Le due fotografie sono state ottenute con due diversi strumenti a rifrazione: un Takahashi FC-100N (fluorite minerale in configurazione Steinheil 100/1000 a f.10), che è in assoluto a mio modo di vedere il migliore strumento da 10 cm. esistente e mai realizzato, e un rifrattore acromatico 152/1800.

Le immagini all’oculare sono abbastanza simili con un vantaggio per il grosso rifrattore solo in parte compensate dalla superiore qualità e apocromaticità del Takahashi.

Terribilmente diverse invece le rese fotografiche con il 152/1800 che, grazie anche alla focale di ripresa maggiore (3600 mm. contro 2000 mm., entrambe ottenute con interposizione di lente di Barlow 2x), sfoggia dettagli e pastosità notevolmente superiori.

MA CON UN PICCOLO STRUMENTO?

In alta risoluzione fotografica serve diametro e ottimo seeing. Un telescopio di qualità accettabile grosso due volte uno di ottima qualità riuscirà comunque, nelle condizioni giuste, a estrarre più particolari e immagini più convincenti. Non siamo con l’occhio all’oculare, stiamo usando una telecamera a CCD o un sensore CMOS e quindi se il nostro scopo è quello di lavorare a monitor e riprendere i pianeti del sistema solare possiamo dimenticare tutto ciò che accade in visuale e sposare, finalmente, l’adagio che “grosso è bello”.

Questo non significa però che i possessori di piccoli strumenti non possano ottenere risultati piacevoli e appaganti.

Ho provato a riprendere Giove con un rifrattore apocromatico da 10 cm. ottenendo, senza passare attraverso l’elaborazione di programmi di fotoritocco (photoshop e affini), risultati decenti. Qui sotto si vede come, anche in condizioni di scarso seeing (i circa 5/10 stimati attraverso un rifrattore da 10 cm. sono davvero pochi...), si può ottenere qualcosa di accettabile. Le immagini ritraggono Giove visto attraverso un filtro IR-CUT, un Light Green n° 11, e un IR-PASS.

Quello che emerge è la mancanza di focale. La barlow a disposizione, una apocromatica di marca TS da 2,5x porta la focale da Takahashi FC100-N a 2,5 metri. Volendo si può anche tentare la sorte e, non disponendo di una barlow 4x o 5x, si può tentare di metterne in “cascata” due diverse. Nel mio caso una TS 2,5x apo e una Ultima 2x Celestron di molti anni fa. Il risultato si vede nella immagine sottostante. Non eclatante ma tutto sommato soddisfacente.

E CON UN VECCHIO RIFRATTORE ANNI '70 da 9 cm. a f15?

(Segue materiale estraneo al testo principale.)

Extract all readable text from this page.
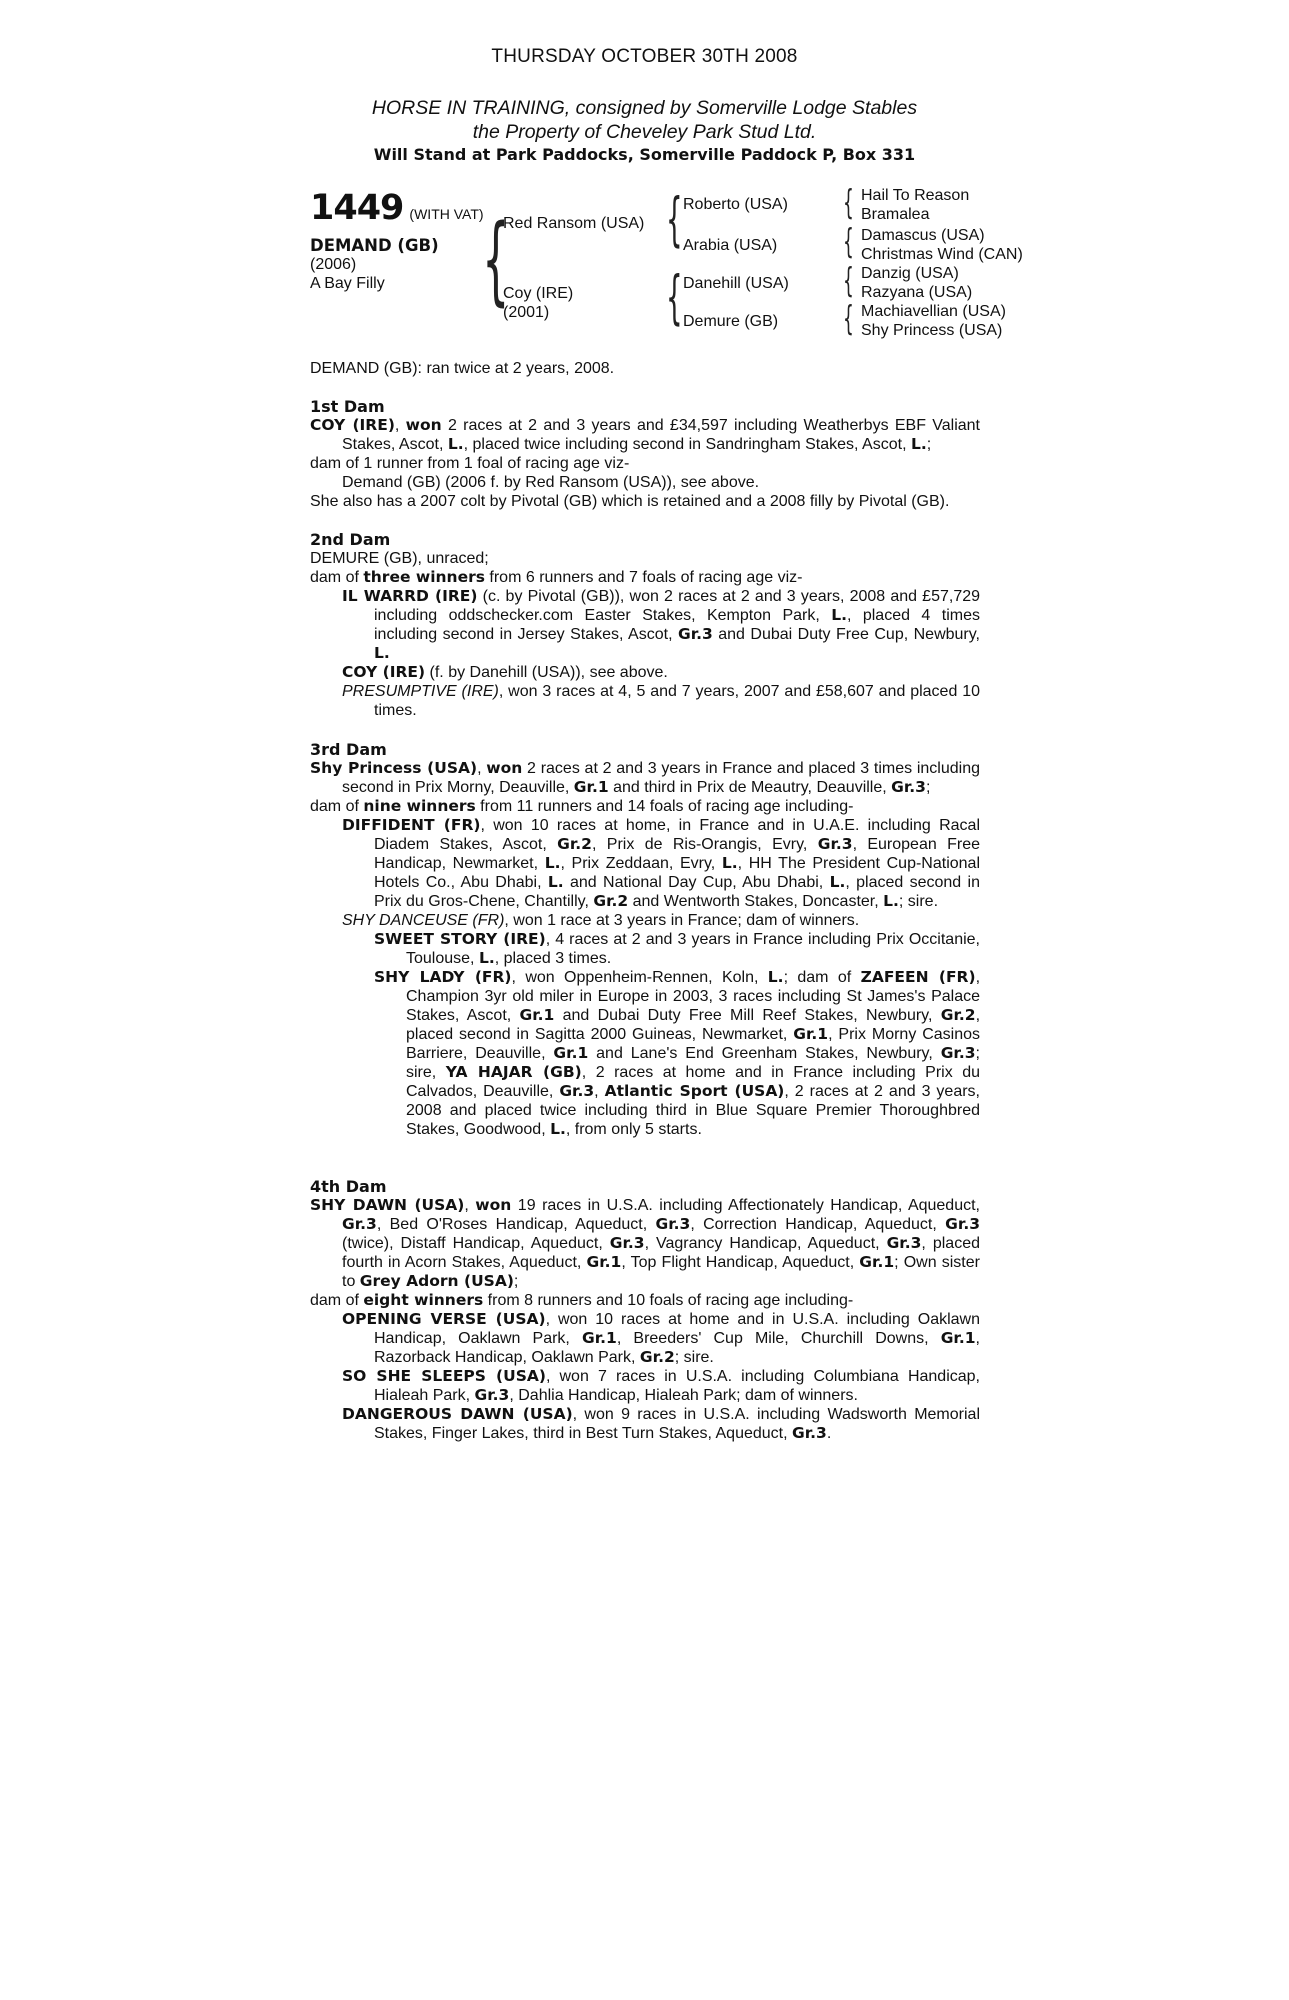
THURSDAY OCTOBER 30TH 2008
HORSE IN TRAINING, consigned by Somerville Lodge Stables
the Property of Cheveley Park Stud Ltd.
Will Stand at Park Paddocks, Somerville Paddock P, Box 331
1449 (WITH VAT)
DEMAND (GB)
(2006)
A Bay Filly {
Red Ransom (USA)
Coy (IRE)
(2001)
{ Roberto (USA)
Arabia (USA)
{ Danehill (USA)
Demure (GB)
{ Hail To Reason
Bramalea
{ Damascus (USA)
Christmas Wind (CAN)
{ Danzig (USA)
Razyana (USA)
{ Machiavellian (USA)
Shy Princess (USA)
DEMAND (GB): ran twice at 2 years, 2008.

1st Dam

COY (IRE), won 2 races at 2 and 3 years and £34,597 including Weatherbys EBF Valiant Stakes, Ascot, L., placed twice including second in Sandringham Stakes, Ascot, L.;

dam of 1 runner from 1 foal of racing age viz-

Demand (GB) (2006 f. by Red Ransom (USA)), see above.

She also has a 2007 colt by Pivotal (GB) which is retained and a 2008 filly by Pivotal (GB).

2nd Dam

DEMURE (GB), unraced;

dam of three winners from 6 runners and 7 foals of racing age viz-

IL WARRD (IRE) (c. by Pivotal (GB)), won 2 races at 2 and 3 years, 2008 and £57,729 including oddschecker.com Easter Stakes, Kempton Park, L., placed 4 times including second in Jersey Stakes, Ascot, Gr.3 and Dubai Duty Free Cup, Newbury, L.

COY (IRE) (f. by Danehill (USA)), see above.

PRESUMPTIVE (IRE), won 3 races at 4, 5 and 7 years, 2007 and £58,607 and placed 10 times.

3rd Dam

Shy Princess (USA), won 2 races at 2 and 3 years in France and placed 3 times including second in Prix Morny, Deauville, Gr.1 and third in Prix de Meautry, Deauville, Gr.3;

dam of nine winners from 11 runners and 14 foals of racing age including-

DIFFIDENT (FR), won 10 races at home, in France and in U.A.E. including Racal Diadem Stakes, Ascot, Gr.2, Prix de Ris-Orangis, Evry, Gr.3, European Free Handicap, Newmarket, L., Prix Zeddaan, Evry, L., HH The President Cup-National Hotels Co., Abu Dhabi, L. and National Day Cup, Abu Dhabi, L., placed second in Prix du Gros-Chene, Chantilly, Gr.2 and Wentworth Stakes, Doncaster, L.; sire.

SHY DANCEUSE (FR), won 1 race at 3 years in France; dam of winners.

SWEET STORY (IRE), 4 races at 2 and 3 years in France including Prix Occitanie, Toulouse, L., placed 3 times.

SHY LADY (FR), won Oppenheim-Rennen, Koln, L.; dam of ZAFEEN (FR), Champion 3yr old miler in Europe in 2003, 3 races including St James's Palace Stakes, Ascot, Gr.1 and Dubai Duty Free Mill Reef Stakes, Newbury, Gr.2, placed second in Sagitta 2000 Guineas, Newmarket, Gr.1, Prix Morny Casinos Barriere, Deauville, Gr.1 and Lane's End Greenham Stakes, Newbury, Gr.3; sire, YA HAJAR (GB), 2 races at home and in France including Prix du Calvados, Deauville, Gr.3, Atlantic Sport (USA), 2 races at 2 and 3 years, 2008 and placed twice including third in Blue Square Premier Thoroughbred Stakes, Goodwood, L., from only 5 starts.

4th Dam

SHY DAWN (USA), won 19 races in U.S.A. including Affectionately Handicap, Aqueduct, Gr.3, Bed O'Roses Handicap, Aqueduct, Gr.3, Correction Handicap, Aqueduct, Gr.3 (twice), Distaff Handicap, Aqueduct, Gr.3, Vagrancy Handicap, Aqueduct, Gr.3, placed fourth in Acorn Stakes, Aqueduct, Gr.1, Top Flight Handicap, Aqueduct, Gr.1; Own sister to Grey Adorn (USA);

dam of eight winners from 8 runners and 10 foals of racing age including-

OPENING VERSE (USA), won 10 races at home and in U.S.A. including Oaklawn Handicap, Oaklawn Park, Gr.1, Breeders' Cup Mile, Churchill Downs, Gr.1, Razorback Handicap, Oaklawn Park, Gr.2; sire.

SO SHE SLEEPS (USA), won 7 races in U.S.A. including Columbiana Handicap, Hialeah Park, Gr.3, Dahlia Handicap, Hialeah Park; dam of winners.

DANGEROUS DAWN (USA), won 9 races in U.S.A. including Wadsworth Memorial Stakes, Finger Lakes, third in Best Turn Stakes, Aqueduct, Gr.3.
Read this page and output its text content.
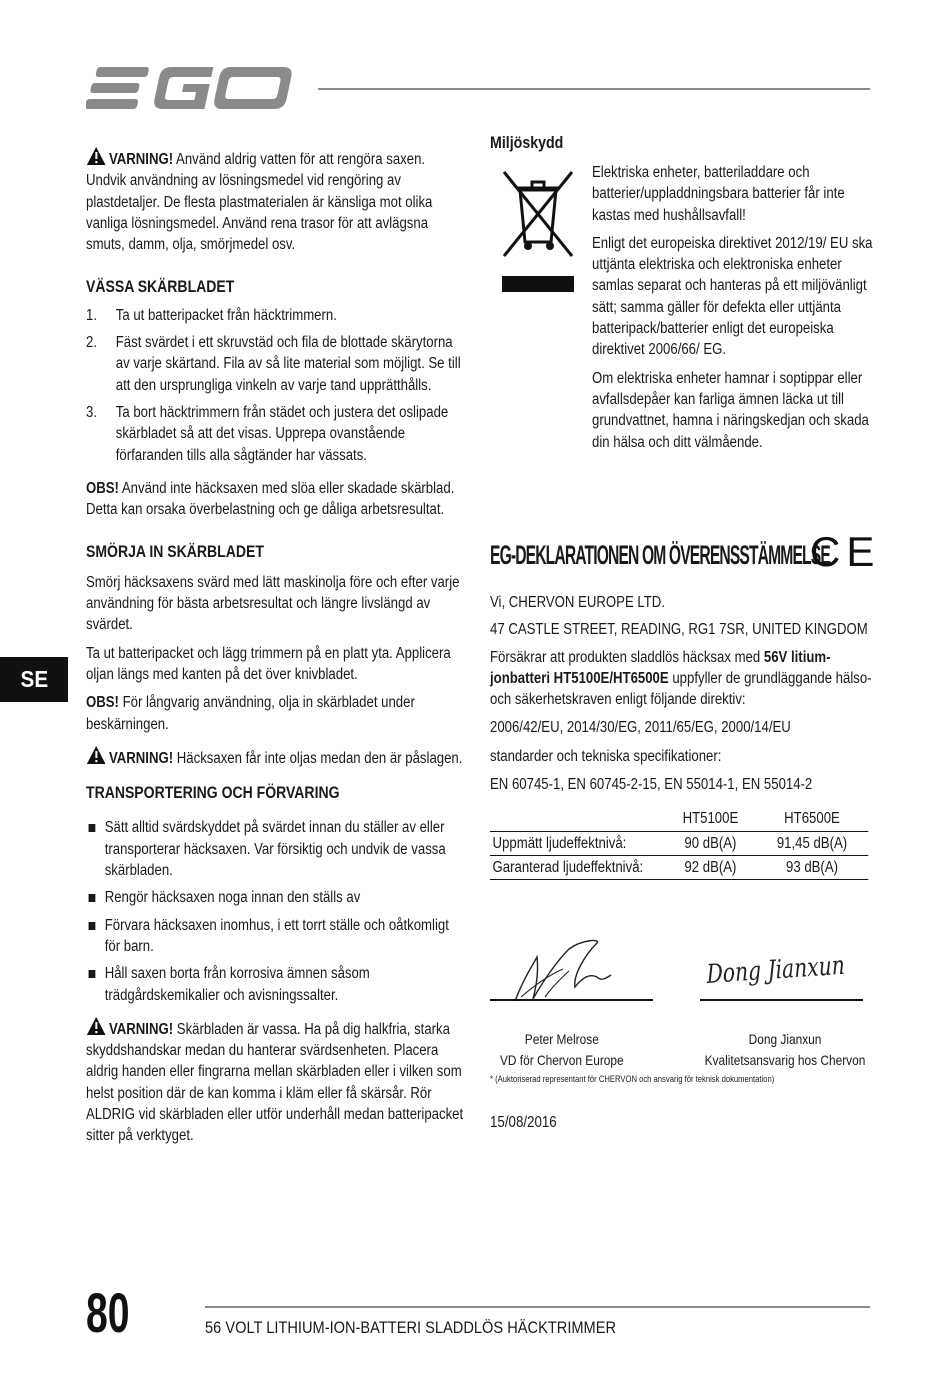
SE

VARNING! Använd aldrig vatten för att rengöra saxen. Undvik användning av lösningsmedel vid rengöring av plastdetaljer. De flesta plastmaterialen är känsliga mot olika vanliga lösningsmedel. Använd rena trasor för att avlägsna smuts, damm, olja, smörjmedel osv.

VÄSSA SKÄRBLADET

1. Ta ut batteripacket från häcktrimmern.
2. Fäst svärdet i ett skruvstäd och fila de blottade skärytorna av varje skärtand. Fila av så lite material som möjligt. Se till att den ursprungliga vinkeln av varje tand upprätthålls.
3. Ta bort häcktrimmern från städet och justera det oslipade skärbladet så att det visas. Upprepa ovanstående förfaranden tills alla sågtänder har vässats.

OBS! Använd inte häcksaxen med slöa eller skadade skärblad. Detta kan orsaka överbelastning och ge dåliga arbetsresultat.

SMÖRJA IN SKÄRBLADET

Smörj häcksaxens svärd med lätt maskinolja före och efter varje användning för bästa arbetsresultat och längre livslängd av svärdet.

Ta ut batteripacket och lägg trimmern på en platt yta. Applicera oljan längs med kanten på det över knivbladet.

OBS! För långvarig användning, olja in skärbladet under beskärningen.

VARNING! Häcksaxen får inte oljas medan den är påslagen.

TRANSPORTERING OCH FÖRVARING

Sätt alltid svärdskyddet på svärdet innan du ställer av eller transporterar häcksaxen. Var försiktig och undvik de vassa skärbladen.
Rengör häcksaxen noga innan den ställs av
Förvara häcksaxen inomhus, i ett torrt ställe och oåtkomligt för barn.
Håll saxen borta från korrosiva ämnen såsom trädgårdskemikalier och avisningssalter.

VARNING! Skärbladen är vassa. Ha på dig halkfria, starka skyddshandskar medan du hanterar svärdsenheten. Placera aldrig handen eller fingrarna mellan skärbladen eller i vilken som helst position där de kan komma i kläm eller få skärsår. Rör ALDRIG vid skärbladen eller utför underhåll medan batteripacket sitter på verktyget.

Miljöskydd

Elektriska enheter, batteriladdare och batterier/uppladdningsbara batterier får inte kastas med hushållsavfall!

Enligt det europeiska direktivet 2012/19/ EU ska uttjänta elektriska och elektroniska enheter samlas separat och hanteras på ett miljövänligt sätt; samma gäller för defekta eller uttjänta batteripack/batterier enligt det europeiska direktivet 2006/66/ EG.

Om elektriska enheter hamnar i soptippar eller avfallsdepåer kan farliga ämnen läcka ut till grundvattnet, hamna i näringskedjan och skada din hälsa och ditt välmående.

EG-DEKLARATIONEN OM ÖVERENSSTÄMMELSE
CE

Vi, CHERVON EUROPE LTD.

47 CASTLE STREET, READING, RG1 7SR, UNITED KINGDOM

Försäkrar att produkten sladdlös häcksax med 56V litium-jonbatteri HT5100E/HT6500E uppfyller de grundläggande hälso- och säkerhetskraven enligt följande direktiv:

2006/42/EU, 2014/30/EG, 2011/65/EG, 2000/14/EU

standarder och tekniska specifikationer:

EN 60745-1, EN 60745-2-15, EN 55014-1, EN 55014-2

	HT5100E	HT6500E
Uppmätt ljudeffektnivå:	90 dB(A)	91,45 dB(A)
Garanterad ljudeffektnivå:	92 dB(A)	93 dB(A)
Dong Jianxun
Peter Melrose
VD för Chervon Europe
Dong Jianxun
Kvalitetsansvarig hos Chervon
* (Auktoriserad representant för CHERVON och ansvarig för teknisk dokumentation)
15/08/2016
80	56 VOLT LITHIUM-ION-BATTERI SLADDLÖS HÄCKTRIMMER
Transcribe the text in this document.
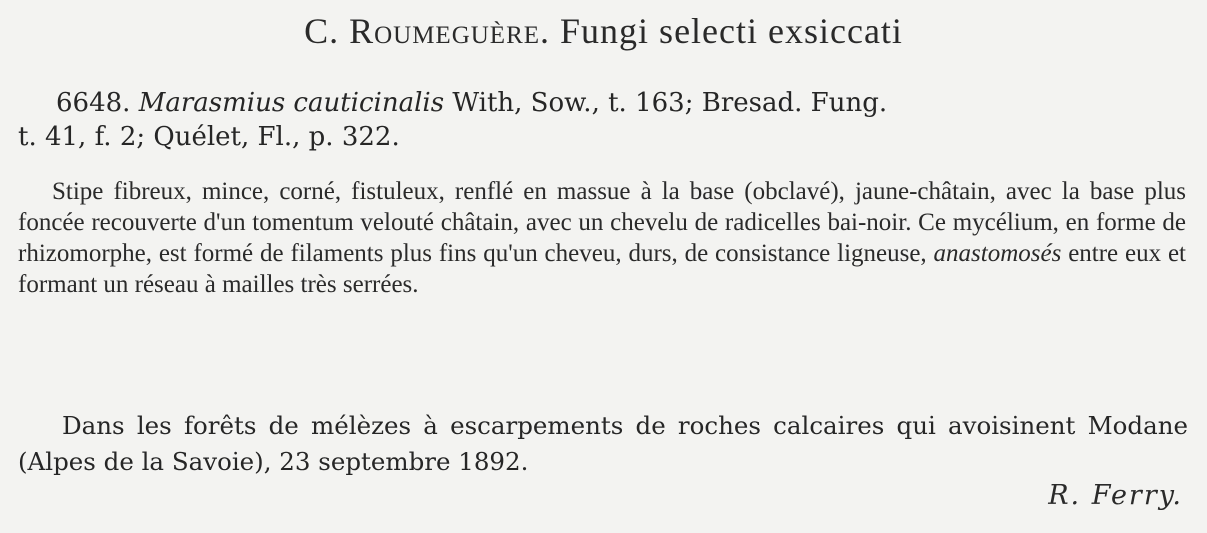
C. Roumeguère. Fungi selecti exsiccati
6648. Marasmius cauticinalis With, Sow., t. 163; Bresad. Fung.
t. 41, f. 2; Quélet, Fl., p. 322.
Stipe fibreux, mince, corné, fistuleux, renflé en massue à la base (obclavé), jaune-châtain, avec la base plus foncée recouverte d'un tomentum velouté châtain, avec un chevelu de radicelles bai-noir. Ce mycélium, en forme de rhizomorphe, est formé de filaments plus fins qu'un cheveu, durs, de consistance ligneuse, anastomosés entre eux et formant un réseau à mailles très serrées.
Dans les forêts de mélèzes à escarpements de roches calcaires qui avoisinent Modane (Alpes de la Savoie), 23 septembre 1892.
R. Ferry.
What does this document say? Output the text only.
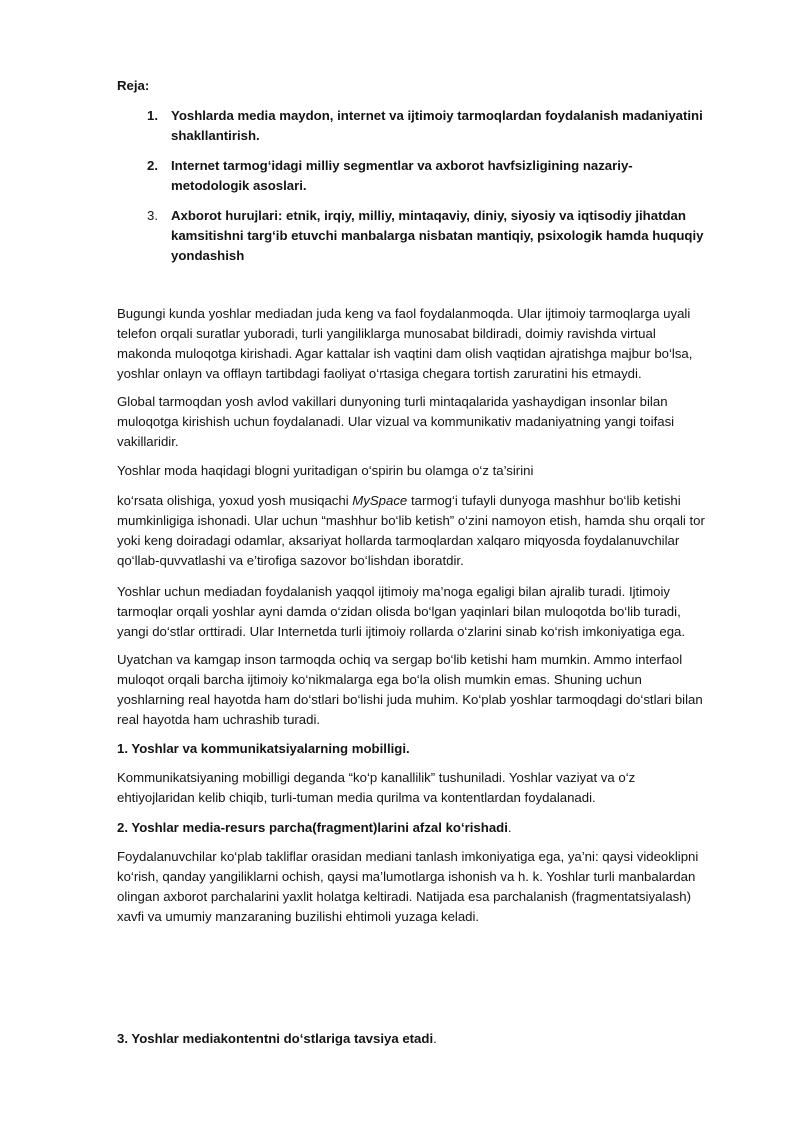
Reja:
1. Yoshlarda media maydon, internet va ijtimoiy tarmoqlardan foydalanish madaniyatini shakllantirish.
2. Internet tarmog‘idagi milliy segmentlar va axborot havfsizligining nazariy-metodologik asoslari.
3. Axborot hurujlari: etnik, irqiy, milliy, mintaqaviy, diniy, siyosiy va iqtisodiy jihatdan kamsitishni targ‘ib etuvchi manbalarga nisbatan mantiqiy, psixologik hamda huquqiy yondashish

Bugungi kunda yoshlar mediadan juda keng va faol foydalanmoqda. Ular ijtimoiy tarmoqlarga uyali telefon orqali suratlar yuboradi, turli yangiliklarga munosabat bildiradi, doimiy ravishda virtual makonda muloqotga kirishadi. Agar kattalar ish vaqtini dam olish vaqtidan ajratishga majbur bo‘lsa, yoshlar onlayn va offlayn tartibdagi faoliyat o‘rtasiga chegara tortish zaruratini his etmaydi.

Global tarmoqdan yosh avlod vakillari dunyoning turli mintaqalarida yashaydigan insonlar bilan muloqotga kirishish uchun foydalanadi. Ular vizual va kommunikativ madaniyatning yangi toifasi vakillaridir.

Yoshlar moda haqidagi blogni yuritadigan o‘spirin bu olamga o‘z ta’sirini

ko‘rsata olishiga, yoxud yosh musiqachi MySpace tarmog‘i tufayli dunyoga mashhur bo‘lib ketishi mumkinligiga ishonadi. Ular uchun “mashhur bo‘lib ketish” o‘zini namoyon etish, hamda shu orqali tor yoki keng doiradagi odamlar, aksariyat hollarda tarmoqlardan xalqaro miqyosda foydalanuvchilar qo‘llab-quvvatlashi va e’tirofiga sazovor bo‘lishdan iboratdir.

Yoshlar uchun mediadan foydalanish yaqqol ijtimoiy ma’noga egaligi bilan ajralib turadi. Ijtimoiy tarmoqlar orqali yoshlar ayni damda o‘zidan olisda bo‘lgan yaqinlari bilan muloqotda bo‘lib turadi, yangi do‘stlar orttiradi. Ular Internetda turli ijtimoiy rollarda o‘zlarini sinab ko‘rish imkoniyatiga ega.

Uyatchan va kamgap inson tarmoqda ochiq va sergap bo‘lib ketishi ham mumkin. Ammo interfaol muloqot orqali barcha ijtimoiy ko‘nikmalarga ega bo‘la olish mumkin emas. Shuning uchun yoshlarning real hayotda ham do‘stlari bo‘lishi juda muhim. Ko‘plab yoshlar tarmoqdagi do‘stlari bilan real hayotda ham uchrashib turadi.

1. Yoshlar va kommunikatsiyalarning mobilligi.

Kommunikatsiyaning mobilligi deganda “ko‘p kanallilik” tushuniladi. Yoshlar vaziyat va o‘z ehtiyojlaridan kelib chiqib, turli-tuman media qurilma va kontentlardan foydalanadi.

2. Yoshlar media-resurs parcha(fragment)larini afzal ko‘rishadi.

Foydalanuvchilar ko‘plab takliflar orasidan mediani tanlash imkoniyatiga ega, ya’ni: qaysi videoklipni ko‘rish, qanday yangiliklarni ochish, qaysi ma’lumotlarga ishonish va h. k. Yoshlar turli manbalardan olingan axborot parchalarini yaxlit holatga keltiradi. Natijada esa parchalanish (fragmentatsiyalash) xavfi va umumiy manzaraning buzilishi ehtimoli yuzaga keladi.

3. Yoshlar mediakontentni do‘stlariga tavsiya etadi.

Potrebbe anche accadere che si abbia a disposizione un vecchio strumento degli anni ’70, tipico doppietto in configurazione Fraunhofer con apertura di 93 mm. (90 diaframmati nel mio caso) e focale di 1350 mm. per un rapporto di apertura prossimo a f15.

In una serata di seeing medio, stimato tra i 6 e i 7/10 attraverso la modesta apertura del mio Jaeger 93/1350) ho provato a riprendere Giove cercando di ottenere un piccolo filmato montato di rotazione e una immagine accettabilmente dettagliata della sua superficie nuvolosa. Ho usato una camera ASI 120MM monocromatica e un filtro IR-CUT Baader oltre alla vecchia barlow Celestron Ultima 2x.